Detention and reform in South Africa

Might the recent rash of detentions and other enhanced security measures in South Africa prove a precursor of reform? That is the improbable best construction capable of being put upon the present policies of a country where the mailed fist has often accompanied gestures with a velvet glove.

Fearing electoral backlash from the right (only whites vote), primarily from those whose minds are closed to revamping South Africa's legally maintained apparatus of segregation, the leaders of the country's dominant National Party may reason that only by first demonstrating their steadfastness can they propose measures of reform. Previous National Party governments have argued and occasionally acted with the same logic.

The detaining of 159 whites and blacks without trial (133 of whom are in detention indefinitely), the unexpected death of a young, white physician and labor union organizer who was undergoing police interrogation, the incarceration without charge of the black leaders of a particularly effective and troublesome trade union, and the silencing or banning of prominent white and black liberals - these hardly seem reformist in character. Certainly, by thus undercutting moderate black political spokesmen and radicalizing the African masses, these actions contribute in no overt way to an evolutionary consensus.

Nor has the reactionary talk and pronouncements of hitherto reformist cabinet ministers, and the refusal of the cabinet to accept the forward-looking recommendations of key official commissions on such issues as African education.

A new report on the press has further worried those who expect South Africa to move away from internal confrontation. An official commission has proposed licensing and regulating the conduct of reporters and foreign correspondents by a government-dominated control board and the punishment of newspapers which print reports by or employ anyone, local or foreign, who has been debarred. The commission also suggested a method of altering, and thereby hobbling, the manner in which the English-language, largely opposition, press is currently financed. Whatever Prime Minister Pieter W. Botha's National Party decides to do with the commission's recommendations, the press will probably undergo a spasm of self-censorship, as it did under similar circumstances in 1977. (In addition to self-censorship through a press council, reporting on defense, police, and prison matters is severely circumscribed by law, and investigative reporting curtailed by tough, easily enforced libel laws.)

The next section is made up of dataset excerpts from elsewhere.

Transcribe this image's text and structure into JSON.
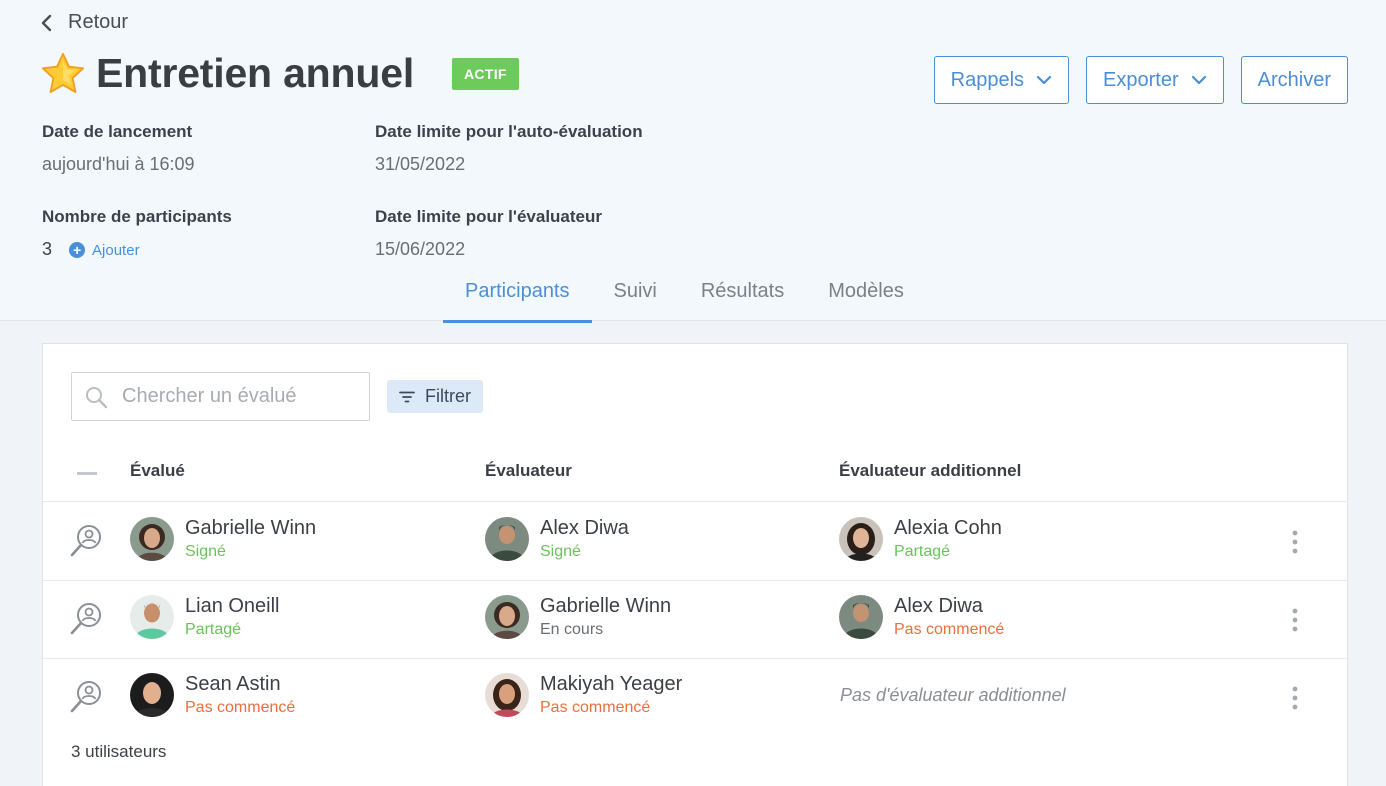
{
  "back": {
    "label": "Retour"
  },
  "header": {
    "title": "Entretien annuel",
    "status_badge": "ACTIF",
    "actions": {
      "reminders": "Rappels",
      "export": "Exporter",
      "archive": "Archiver"
    }
  },
  "meta": {
    "launch_date": {
      "label": "Date de lancement",
      "value": "aujourd'hui à 16:09"
    },
    "self_eval_deadline": {
      "label": "Date limite pour l'auto-évaluation",
      "value": "31/05/2022"
    },
    "participants_count": {
      "label": "Nombre de participants",
      "value": "3",
      "add_label": "Ajouter"
    },
    "evaluator_deadline": {
      "label": "Date limite pour l'évaluateur",
      "value": "15/06/2022"
    }
  },
  "tabs": [
    {
      "label": "Participants",
      "active": true
    },
    {
      "label": "Suivi",
      "active": false
    },
    {
      "label": "Résultats",
      "active": false
    },
    {
      "label": "Modèles",
      "active": false
    }
  ],
  "search": {
    "placeholder": "Chercher un évalué"
  },
  "filter": {
    "label": "Filtrer"
  },
  "table": {
    "columns": [
      "Évalué",
      "Évaluateur",
      "Évaluateur additionnel"
    ],
    "rows": [
      {
        "evaluee": {
          "name": "Gabrielle Winn",
          "status": "Signé"
        },
        "evaluator": {
          "name": "Alex Diwa",
          "status": "Signé"
        },
        "additional": {
          "name": "Alexia Cohn",
          "status": "Partagé"
        }
      },
      {
        "evaluee": {
          "name": "Lian Oneill",
          "status": "Partagé"
        },
        "evaluator": {
          "name": "Gabrielle Winn",
          "status": "En cours"
        },
        "additional": {
          "name": "Alex Diwa",
          "status": "Pas commencé"
        }
      },
      {
        "evaluee": {
          "name": "Sean Astin",
          "status": "Pas commencé"
        },
        "evaluator": {
          "name": "Makiyah Yeager",
          "status": "Pas commencé"
        },
        "additional": {
          "empty_label": "Pas d'évaluateur additionnel"
        }
      }
    ],
    "footer_count": "3 utilisateurs"
  },
  "colors": {
    "accent": "#4a90d9",
    "badge_green": "#6ccb5a",
    "status_green": "#6cc25c",
    "status_orange": "#e8703c"
  },
  "icons": [
    "chevron-left-icon",
    "star-icon",
    "chevron-down-icon",
    "plus-circle-icon",
    "search-icon",
    "filter-icon",
    "user-search-icon",
    "kebab-menu-icon"
  ]
}
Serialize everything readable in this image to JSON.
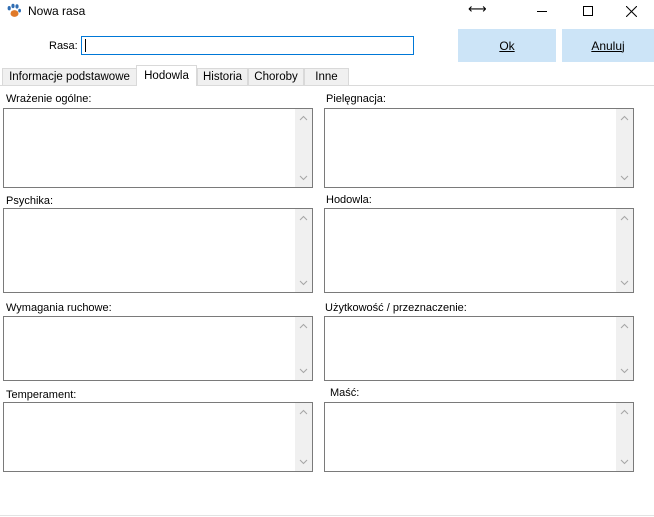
{
  "window": {
    "title": "Nowa rasa"
  },
  "form": {
    "rasa_label": "Rasa:",
    "rasa_value": "",
    "ok_button": "Ok",
    "cancel_button": "Anuluj"
  },
  "tabs": [
    {
      "label": "Informacje podstawowe",
      "active": false
    },
    {
      "label": "Hodowla",
      "active": true
    },
    {
      "label": "Historia",
      "active": false
    },
    {
      "label": "Choroby",
      "active": false
    },
    {
      "label": "Inne",
      "active": false
    }
  ],
  "fields": {
    "wrazenie": {
      "label": "Wrażenie ogólne:",
      "value": ""
    },
    "pielegnacja": {
      "label": "Pielęgnacja:",
      "value": ""
    },
    "psychika": {
      "label": "Psychika:",
      "value": ""
    },
    "hodowla": {
      "label": "Hodowla:",
      "value": ""
    },
    "wymagania": {
      "label": "Wymagania ruchowe:",
      "value": ""
    },
    "uzytkowosc": {
      "label": "Użytkowość / przeznaczenie:",
      "value": ""
    },
    "temperament": {
      "label": "Temperament:",
      "value": ""
    },
    "masc": {
      "label": "Maść:",
      "value": ""
    }
  },
  "colors": {
    "button_bg": "#cce4f7",
    "input_focus_border": "#0078d7",
    "tab_bg": "#f0f0f0",
    "scrollbar_bg": "#f0f0f0"
  },
  "icons": {
    "app": "paw-icon",
    "resize": "resize-horizontal-icon",
    "minimize": "minimize-icon",
    "maximize": "maximize-icon",
    "close": "close-icon",
    "scroll_up": "chevron-up-icon",
    "scroll_down": "chevron-down-icon"
  }
}
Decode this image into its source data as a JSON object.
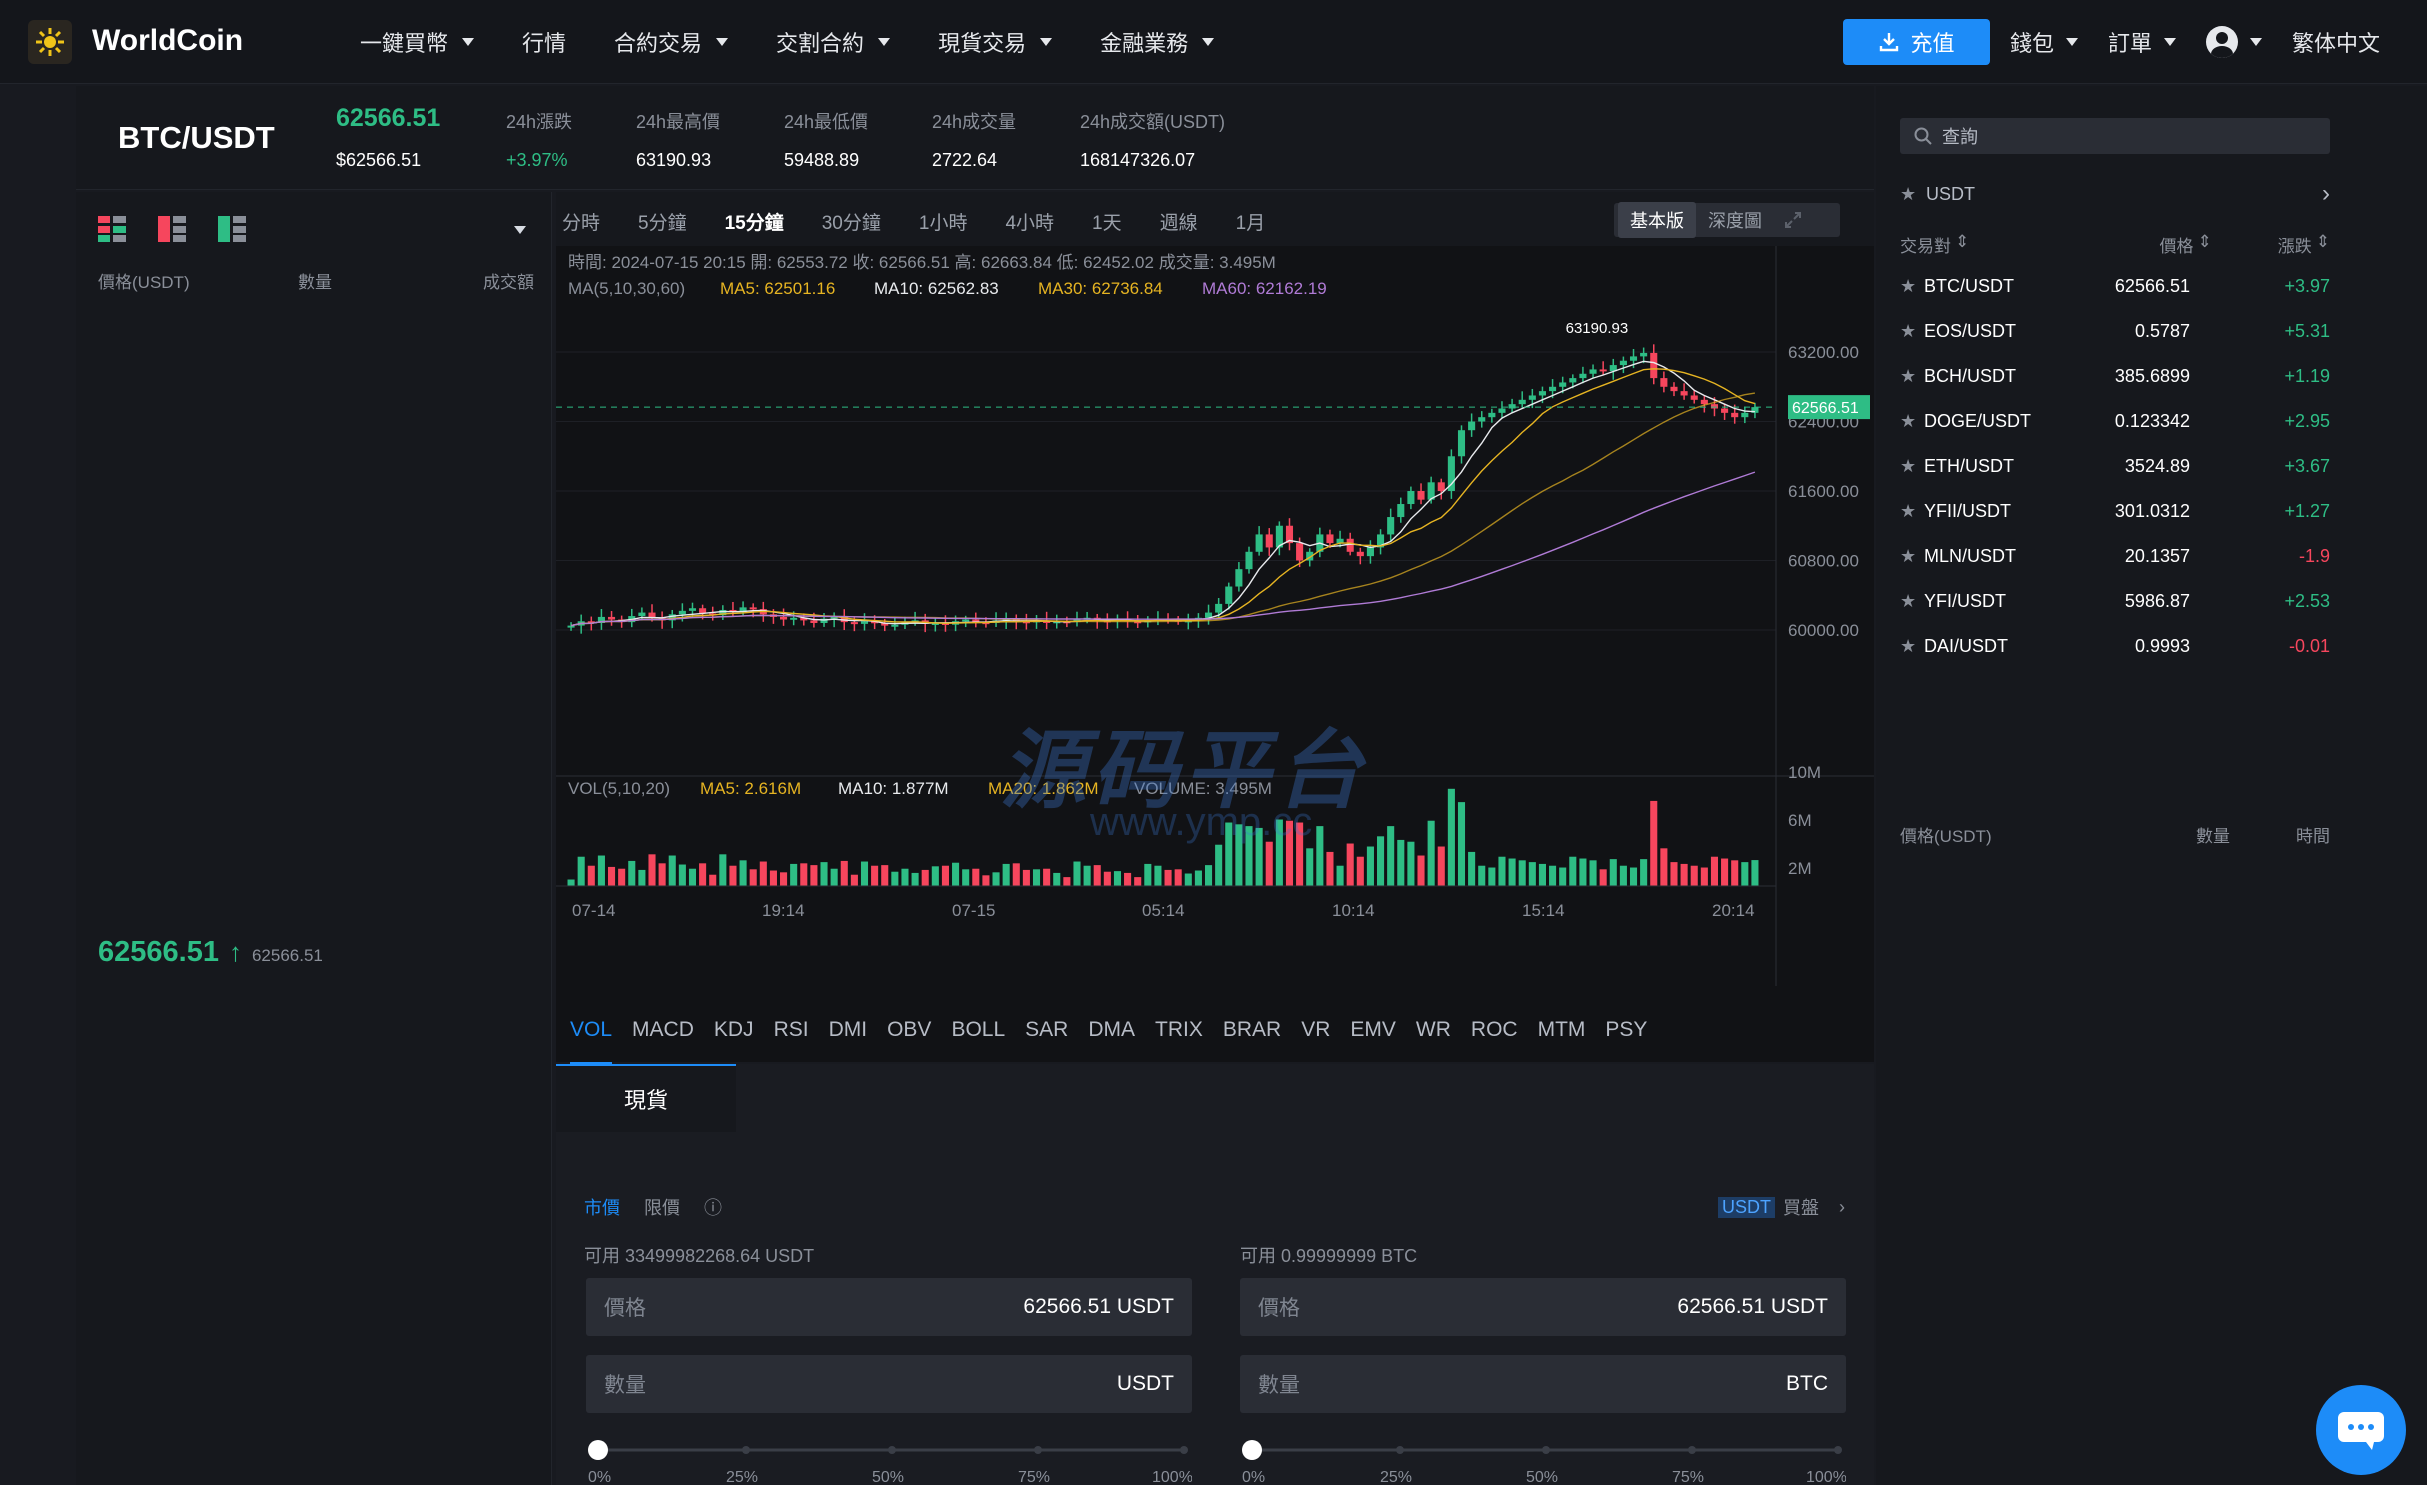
{
  "app": {
    "name": "WorldCoin"
  },
  "nav": [
    "一鍵買幣",
    "行情",
    "合約交易",
    "交割合約",
    "現貨交易",
    "金融業務"
  ],
  "nav_has_caret": [
    true,
    false,
    true,
    true,
    true,
    true
  ],
  "topright": {
    "deposit": "充值",
    "wallet": "錢包",
    "orders": "訂單",
    "language": "繁体中文"
  },
  "ticker": {
    "pair": "BTC/USDT",
    "last": "62566.51",
    "last_usd": "$62566.51",
    "change_label": "24h漲跌",
    "change": "+3.97%",
    "high_label": "24h最高價",
    "high": "63190.93",
    "low_label": "24h最低價",
    "low": "59488.89",
    "vol_label": "24h成交量",
    "vol": "2722.64",
    "amount_label": "24h成交額(USDT)",
    "amount": "168147326.07"
  },
  "orderbook": {
    "headers": [
      "價格(USDT)",
      "數量",
      "成交額"
    ],
    "last_price": "62566.51",
    "last_price_small": "62566.51"
  },
  "chart_toolbar": {
    "timeframes": [
      "分時",
      "5分鐘",
      "15分鐘",
      "30分鐘",
      "1小時",
      "4小時",
      "1天",
      "週線",
      "1月"
    ],
    "active": "15分鐘",
    "view_basic": "基本版",
    "view_depth": "深度圖"
  },
  "chart_info": {
    "line1": "時間: 2024-07-15 20:15    開: 62553.72    收: 62566.51    高: 62663.84    低: 62452.02    成交量: 3.495M",
    "ma_label": "MA(5,10,30,60)",
    "ma5": "MA5: 62501.16",
    "ma10": "MA10: 62562.83",
    "ma30": "MA30: 62736.84",
    "ma60": "MA60: 62162.19",
    "vol_label": "VOL(5,10,20)",
    "vma5": "MA5: 2.616M",
    "vma10": "MA10: 1.877M",
    "vma20": "MA20: 1.862M",
    "volume": "VOLUME: 3.495M",
    "high_marker": "63190.93",
    "current_marker": "62566.51"
  },
  "chart_data": {
    "type": "candlestick",
    "y_ticks": [
      "63200.00",
      "62400.00",
      "61600.00",
      "60800.00",
      "60000.00"
    ],
    "ylim": [
      59700,
      63500
    ],
    "x_ticks": [
      "07-14",
      "19:14",
      "07-15",
      "05:14",
      "10:14",
      "15:14",
      "20:14"
    ],
    "vol_ticks": [
      "10M",
      "6M",
      "2M"
    ],
    "close": [
      60050,
      60100,
      60080,
      60150,
      60120,
      60090,
      60160,
      60200,
      60140,
      60110,
      60180,
      60220,
      60250,
      60190,
      60170,
      60230,
      60210,
      60260,
      60240,
      60180,
      60150,
      60120,
      60140,
      60110,
      60080,
      60130,
      60160,
      60090,
      60070,
      60100,
      60080,
      60050,
      60060,
      60090,
      60110,
      60070,
      60080,
      60060,
      60100,
      60120,
      60090,
      60080,
      60110,
      60130,
      60100,
      60090,
      60110,
      60080,
      60100,
      60090,
      60120,
      60140,
      60110,
      60100,
      60120,
      60100,
      60090,
      60110,
      60130,
      60120,
      60100,
      60110,
      60140,
      60200,
      60300,
      60500,
      60700,
      60900,
      61100,
      60950,
      61200,
      61000,
      60800,
      60900,
      61100,
      61000,
      61050,
      60900,
      60850,
      60950,
      61100,
      61300,
      61450,
      61600,
      61500,
      61700,
      61600,
      62000,
      62300,
      62400,
      62450,
      62500,
      62550,
      62600,
      62650,
      62700,
      62750,
      62800,
      62850,
      62900,
      62950,
      63000,
      62980,
      63050,
      63100,
      63150,
      63190,
      62900,
      62800,
      62750,
      62700,
      62650,
      62600,
      62550,
      62500,
      62450,
      62500,
      62566
    ]
  },
  "indicators": [
    "VOL",
    "MACD",
    "KDJ",
    "RSI",
    "DMI",
    "OBV",
    "BOLL",
    "SAR",
    "DMA",
    "TRIX",
    "BRAR",
    "VR",
    "EMV",
    "WR",
    "ROC",
    "MTM",
    "PSY"
  ],
  "indicator_active": "VOL",
  "trade": {
    "tab": "現貨",
    "order_types": [
      "市價",
      "限價"
    ],
    "account": "USDT",
    "account_action": "買盤",
    "buy_available": "可用  33499982268.64 USDT",
    "sell_available": "可用  0.99999999 BTC",
    "price_label": "價格",
    "price_value": "62566.51  USDT",
    "qty_label": "數量",
    "buy_qty_unit": "USDT",
    "sell_qty_unit": "BTC",
    "slider_marks": [
      "0%",
      "25%",
      "50%",
      "75%",
      "100%"
    ]
  },
  "market": {
    "search_placeholder": "查詢",
    "tab": "USDT",
    "headers": [
      "交易對",
      "價格",
      "漲跌"
    ],
    "rows": [
      {
        "pair": "BTC/USDT",
        "price": "62566.51",
        "change": "+3.97",
        "up": true
      },
      {
        "pair": "EOS/USDT",
        "price": "0.5787",
        "change": "+5.31",
        "up": true
      },
      {
        "pair": "BCH/USDT",
        "price": "385.6899",
        "change": "+1.19",
        "up": true
      },
      {
        "pair": "DOGE/USDT",
        "price": "0.123342",
        "change": "+2.95",
        "up": true
      },
      {
        "pair": "ETH/USDT",
        "price": "3524.89",
        "change": "+3.67",
        "up": true
      },
      {
        "pair": "YFII/USDT",
        "price": "301.0312",
        "change": "+1.27",
        "up": true
      },
      {
        "pair": "MLN/USDT",
        "price": "20.1357",
        "change": "-1.9",
        "up": false
      },
      {
        "pair": "YFI/USDT",
        "price": "5986.87",
        "change": "+2.53",
        "up": true
      },
      {
        "pair": "DAI/USDT",
        "price": "0.9993",
        "change": "-0.01",
        "up": false
      }
    ],
    "trades_headers": [
      "價格(USDT)",
      "數量",
      "時間"
    ]
  },
  "watermark": {
    "text": "源码平台",
    "url": "www.ymp.cc"
  },
  "colors": {
    "up": "#2ebd85",
    "down": "#f6465d",
    "accent": "#1d8cf8"
  }
}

In 1979 and 1980, Mr. Botha talked persuasively of the need for reform. He urged his countrymen to ''adapt or die.'' He spoke feelingly of the need to avoid and prevent a revolution. Last year, however, the far right demonstrated surprising popular appeal in national parliamentary elections. Since then, the prime minister has muted most murmurings of evolution and presided over a thickening atmosphere of toughness. In the session of parliament sitting now, he has introduced no progressive legislaton, nor sought to allay the fears of white industrialists, moderate blacks, and some of his own supporters that all hope of change has been lost.

Nevertheless, some leaders in the West, particularly in the United States, believe that Mr. Botha is as determined as before to set South Africa firmly on the path of acceptable evolution. Despite the exercise of the mailed fist, they think that a South African decision to settle the Namibian issue on Western terms will be forthcoming by April, and that the prime minister will then be able to take positive internal initiatives.

Thinking very optimistically, those initiatives could include the long-awaited decision to dismantle legislated barriers against multiracial marriages, to moderate the rules that prevent black males in industrial centers from living with their families, to make employment mobility easier for Africans , to let black secondary students enter at least fee-paying (and hence exclusive) white schools, and to relax the enforcement of the pass (identity document) laws. Africans are also waiting for new legislation which would transfer effective control over the day-to-day management of Soweto, a black city of 1.5 million persons near Johannesburg, to a popularly elected African council. Coloreds, or people of mixed-race background, have long anticipated being once again allowed to vote, initially at the municipal level.

South Africans of all pigmentations, and outside observers, would be startled if there were movement in any of these directions. Namibia may be settled because of outside pressure, but - despite the mailed fist - few expect any sober, calculated waves of the velvet glove. Industrialists and opposition leaders talk of the government's paralysis. The government, they say, has run out of ideas. Members of the prime minister's own party hint at a similar despair. They, too, see a time that is running out.

By failing to act progressively, South Africa may well be forfeiting a priceless opportunity to change. Its honeymoon with the American administration may not last forever, particularly if the Namibian negotiations falter, the press is shackled, and detainees are not brought to trial. Furthermore, the outlawed African National Congress, a black guerrilla movement financed by the Soviet Union, is much more active and effective within South Africa than ever before.

The dangers of doing too little, or of waiting too long, are obvious. Yet, for domestic political reasons, Mr. Botha may decide to do just that until the chance of reform is lost.